Evening Brief – 04.04.23
In recent years, the appetite for the private secondaries market has increased amid a growing list of high-growth private companies. The first half of 2022 saw a record $57bn in secondaries transactions. While uncertainty around valuations caused the market to recede in the second half of 2022, mounting pressure on investors could trigger a wave of deals in 2023.
A PE secondary fund purchases existing interest from primary investors. A primary investor or fund may invest in a private company, purchasing a stake in that company, and then sell that interest to a secondary investor at some point in the future.
Through this process, primary investors gain liquidity, while secondary investors can diversify their portfolios, benefit from shorter durations and faster returns, and invest in an asset that is less correlated with public markets.
It’s possible the ingredients are in place for the PE secondaries market to see sizable interest in 2023 given a stockpile of dry powder, a sustained pause in public market exits and investors eager to trade private equity for liquidity.

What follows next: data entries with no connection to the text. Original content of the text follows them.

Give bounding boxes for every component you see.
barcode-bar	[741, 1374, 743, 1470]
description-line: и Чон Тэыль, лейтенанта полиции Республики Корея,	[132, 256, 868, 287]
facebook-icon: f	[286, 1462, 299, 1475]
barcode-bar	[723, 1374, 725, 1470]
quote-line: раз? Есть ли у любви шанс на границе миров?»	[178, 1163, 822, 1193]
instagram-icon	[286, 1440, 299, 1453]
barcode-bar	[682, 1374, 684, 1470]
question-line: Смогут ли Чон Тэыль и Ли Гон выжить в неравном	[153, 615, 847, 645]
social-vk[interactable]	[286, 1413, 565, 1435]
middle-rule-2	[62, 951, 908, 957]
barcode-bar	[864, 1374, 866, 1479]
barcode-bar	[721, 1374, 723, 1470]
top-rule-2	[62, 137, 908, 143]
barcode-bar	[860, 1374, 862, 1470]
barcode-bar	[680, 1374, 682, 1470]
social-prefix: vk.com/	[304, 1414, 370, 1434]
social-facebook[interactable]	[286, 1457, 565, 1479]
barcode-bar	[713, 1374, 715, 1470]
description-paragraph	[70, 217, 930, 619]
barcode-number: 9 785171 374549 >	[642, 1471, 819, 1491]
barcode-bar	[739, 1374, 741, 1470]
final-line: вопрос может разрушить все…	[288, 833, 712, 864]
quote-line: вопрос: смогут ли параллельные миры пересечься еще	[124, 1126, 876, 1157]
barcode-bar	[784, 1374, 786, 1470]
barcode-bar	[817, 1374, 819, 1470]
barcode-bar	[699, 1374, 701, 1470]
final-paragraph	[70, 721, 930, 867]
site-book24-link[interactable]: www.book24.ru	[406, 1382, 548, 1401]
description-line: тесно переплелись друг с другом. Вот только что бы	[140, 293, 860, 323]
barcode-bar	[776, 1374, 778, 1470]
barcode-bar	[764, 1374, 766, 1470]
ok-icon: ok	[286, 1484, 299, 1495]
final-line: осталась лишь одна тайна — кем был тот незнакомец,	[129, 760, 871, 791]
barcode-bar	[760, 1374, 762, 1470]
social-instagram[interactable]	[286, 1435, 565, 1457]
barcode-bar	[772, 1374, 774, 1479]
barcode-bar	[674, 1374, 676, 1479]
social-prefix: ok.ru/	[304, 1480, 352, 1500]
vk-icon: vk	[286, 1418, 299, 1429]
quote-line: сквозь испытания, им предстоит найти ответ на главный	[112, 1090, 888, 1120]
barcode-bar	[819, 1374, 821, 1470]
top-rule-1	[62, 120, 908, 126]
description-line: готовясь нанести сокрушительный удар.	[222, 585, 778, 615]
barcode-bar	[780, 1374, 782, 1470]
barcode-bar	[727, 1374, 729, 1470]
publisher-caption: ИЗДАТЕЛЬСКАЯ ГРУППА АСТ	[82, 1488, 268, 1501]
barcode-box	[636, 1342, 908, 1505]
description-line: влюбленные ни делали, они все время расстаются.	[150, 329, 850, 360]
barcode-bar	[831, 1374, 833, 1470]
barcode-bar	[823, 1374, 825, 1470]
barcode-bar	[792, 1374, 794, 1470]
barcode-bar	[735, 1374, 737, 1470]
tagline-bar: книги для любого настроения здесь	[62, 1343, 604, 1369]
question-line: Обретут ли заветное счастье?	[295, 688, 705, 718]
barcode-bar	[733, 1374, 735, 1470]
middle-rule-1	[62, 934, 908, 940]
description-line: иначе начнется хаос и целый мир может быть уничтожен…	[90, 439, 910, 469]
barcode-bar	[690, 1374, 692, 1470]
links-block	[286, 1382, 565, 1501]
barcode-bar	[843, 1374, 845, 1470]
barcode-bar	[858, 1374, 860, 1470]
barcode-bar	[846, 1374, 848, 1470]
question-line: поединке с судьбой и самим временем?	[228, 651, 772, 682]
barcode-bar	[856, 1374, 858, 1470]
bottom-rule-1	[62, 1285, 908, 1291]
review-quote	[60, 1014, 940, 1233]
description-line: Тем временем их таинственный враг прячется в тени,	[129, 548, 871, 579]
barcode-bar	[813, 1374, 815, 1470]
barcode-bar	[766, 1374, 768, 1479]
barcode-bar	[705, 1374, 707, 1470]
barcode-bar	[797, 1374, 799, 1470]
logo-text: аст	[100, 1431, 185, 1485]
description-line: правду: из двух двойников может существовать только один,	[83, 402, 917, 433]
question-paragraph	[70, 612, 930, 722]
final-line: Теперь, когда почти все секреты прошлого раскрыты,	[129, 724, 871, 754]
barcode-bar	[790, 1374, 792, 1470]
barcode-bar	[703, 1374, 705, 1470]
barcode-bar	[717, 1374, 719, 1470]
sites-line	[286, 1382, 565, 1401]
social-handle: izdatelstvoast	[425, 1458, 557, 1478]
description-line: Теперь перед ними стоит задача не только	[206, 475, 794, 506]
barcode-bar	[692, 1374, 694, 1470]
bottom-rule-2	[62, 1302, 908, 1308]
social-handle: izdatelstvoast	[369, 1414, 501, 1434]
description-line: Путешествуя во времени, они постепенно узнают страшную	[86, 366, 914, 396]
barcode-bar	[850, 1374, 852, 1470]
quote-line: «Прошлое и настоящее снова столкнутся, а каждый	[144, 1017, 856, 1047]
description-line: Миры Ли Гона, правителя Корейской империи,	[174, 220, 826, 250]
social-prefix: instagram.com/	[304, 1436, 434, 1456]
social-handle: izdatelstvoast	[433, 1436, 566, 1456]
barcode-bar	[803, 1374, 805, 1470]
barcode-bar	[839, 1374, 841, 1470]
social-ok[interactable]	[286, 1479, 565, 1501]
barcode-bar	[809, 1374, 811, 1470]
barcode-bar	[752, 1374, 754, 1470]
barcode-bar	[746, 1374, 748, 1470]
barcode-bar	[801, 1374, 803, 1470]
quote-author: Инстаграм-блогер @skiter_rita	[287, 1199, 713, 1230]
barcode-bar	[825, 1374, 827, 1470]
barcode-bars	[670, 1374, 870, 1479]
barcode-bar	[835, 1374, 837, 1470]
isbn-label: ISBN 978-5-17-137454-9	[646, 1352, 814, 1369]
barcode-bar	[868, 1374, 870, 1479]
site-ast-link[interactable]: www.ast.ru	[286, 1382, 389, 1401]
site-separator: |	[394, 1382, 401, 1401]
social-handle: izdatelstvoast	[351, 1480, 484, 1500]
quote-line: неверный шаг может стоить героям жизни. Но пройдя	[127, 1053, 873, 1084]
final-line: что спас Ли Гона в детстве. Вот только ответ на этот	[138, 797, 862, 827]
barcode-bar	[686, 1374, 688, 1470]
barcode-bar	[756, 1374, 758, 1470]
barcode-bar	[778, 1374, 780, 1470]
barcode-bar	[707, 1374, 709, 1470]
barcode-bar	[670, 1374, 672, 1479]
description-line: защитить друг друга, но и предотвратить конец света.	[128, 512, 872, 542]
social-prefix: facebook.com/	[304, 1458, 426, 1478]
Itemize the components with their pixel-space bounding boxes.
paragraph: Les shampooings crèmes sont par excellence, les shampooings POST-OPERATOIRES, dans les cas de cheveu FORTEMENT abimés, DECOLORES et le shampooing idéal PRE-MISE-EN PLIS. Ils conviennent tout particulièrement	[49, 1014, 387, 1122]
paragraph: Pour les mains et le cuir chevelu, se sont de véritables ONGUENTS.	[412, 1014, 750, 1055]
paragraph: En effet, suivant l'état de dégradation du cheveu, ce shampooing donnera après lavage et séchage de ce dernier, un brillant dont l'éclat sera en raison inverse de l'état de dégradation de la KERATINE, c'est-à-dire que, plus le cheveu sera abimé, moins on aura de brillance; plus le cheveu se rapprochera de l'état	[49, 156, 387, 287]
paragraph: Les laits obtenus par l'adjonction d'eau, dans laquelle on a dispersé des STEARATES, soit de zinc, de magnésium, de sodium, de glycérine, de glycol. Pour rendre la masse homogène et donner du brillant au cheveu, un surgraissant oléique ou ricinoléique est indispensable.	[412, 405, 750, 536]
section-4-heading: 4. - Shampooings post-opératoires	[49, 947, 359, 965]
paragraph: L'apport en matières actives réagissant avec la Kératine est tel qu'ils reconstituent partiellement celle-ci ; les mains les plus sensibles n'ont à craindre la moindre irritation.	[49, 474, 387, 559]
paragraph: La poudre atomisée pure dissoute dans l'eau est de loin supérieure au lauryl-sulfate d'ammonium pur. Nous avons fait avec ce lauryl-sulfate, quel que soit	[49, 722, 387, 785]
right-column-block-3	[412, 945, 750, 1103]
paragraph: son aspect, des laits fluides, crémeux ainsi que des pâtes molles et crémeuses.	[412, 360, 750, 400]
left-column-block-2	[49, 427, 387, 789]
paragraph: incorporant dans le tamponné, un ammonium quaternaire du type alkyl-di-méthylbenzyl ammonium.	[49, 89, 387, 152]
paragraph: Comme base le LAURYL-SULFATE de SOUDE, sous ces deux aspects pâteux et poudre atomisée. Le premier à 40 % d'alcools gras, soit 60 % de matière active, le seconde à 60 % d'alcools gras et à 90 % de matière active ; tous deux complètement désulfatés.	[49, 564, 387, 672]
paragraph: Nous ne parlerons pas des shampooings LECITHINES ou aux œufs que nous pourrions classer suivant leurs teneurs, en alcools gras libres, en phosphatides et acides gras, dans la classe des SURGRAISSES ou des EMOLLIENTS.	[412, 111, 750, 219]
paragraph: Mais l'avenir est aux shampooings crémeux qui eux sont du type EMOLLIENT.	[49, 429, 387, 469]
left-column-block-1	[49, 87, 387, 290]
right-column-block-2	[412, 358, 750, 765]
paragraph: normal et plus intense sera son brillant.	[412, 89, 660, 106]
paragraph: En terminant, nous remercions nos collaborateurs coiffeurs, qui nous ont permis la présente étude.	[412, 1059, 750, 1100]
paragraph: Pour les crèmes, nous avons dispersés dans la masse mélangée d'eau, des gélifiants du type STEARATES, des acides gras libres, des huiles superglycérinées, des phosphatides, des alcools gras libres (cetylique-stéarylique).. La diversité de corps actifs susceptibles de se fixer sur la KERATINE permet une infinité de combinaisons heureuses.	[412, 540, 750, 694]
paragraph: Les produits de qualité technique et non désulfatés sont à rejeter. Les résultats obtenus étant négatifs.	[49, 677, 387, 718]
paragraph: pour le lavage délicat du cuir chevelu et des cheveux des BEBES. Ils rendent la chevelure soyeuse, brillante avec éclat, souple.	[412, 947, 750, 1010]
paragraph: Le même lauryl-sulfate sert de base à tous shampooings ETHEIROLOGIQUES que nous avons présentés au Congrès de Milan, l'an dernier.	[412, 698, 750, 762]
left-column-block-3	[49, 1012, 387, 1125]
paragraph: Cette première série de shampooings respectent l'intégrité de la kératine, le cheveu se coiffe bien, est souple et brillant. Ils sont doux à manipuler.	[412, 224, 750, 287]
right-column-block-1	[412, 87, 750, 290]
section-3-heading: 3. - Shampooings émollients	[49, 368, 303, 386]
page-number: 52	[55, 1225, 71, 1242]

Adding to the bullish scenario may be the recent proactive government action guaranteeing deposits of failed tech and crypto-friendly banks, further clarity on the path of future monetary policy and cash at its highest levels since COVID.
Blackstone announced a record raise of over $25bn for the world’s largest-ever dedicated private equity secondary fund in January, which crushed the $19bn record set by Ardian in 2020. Will other investors join the possible start of the trend?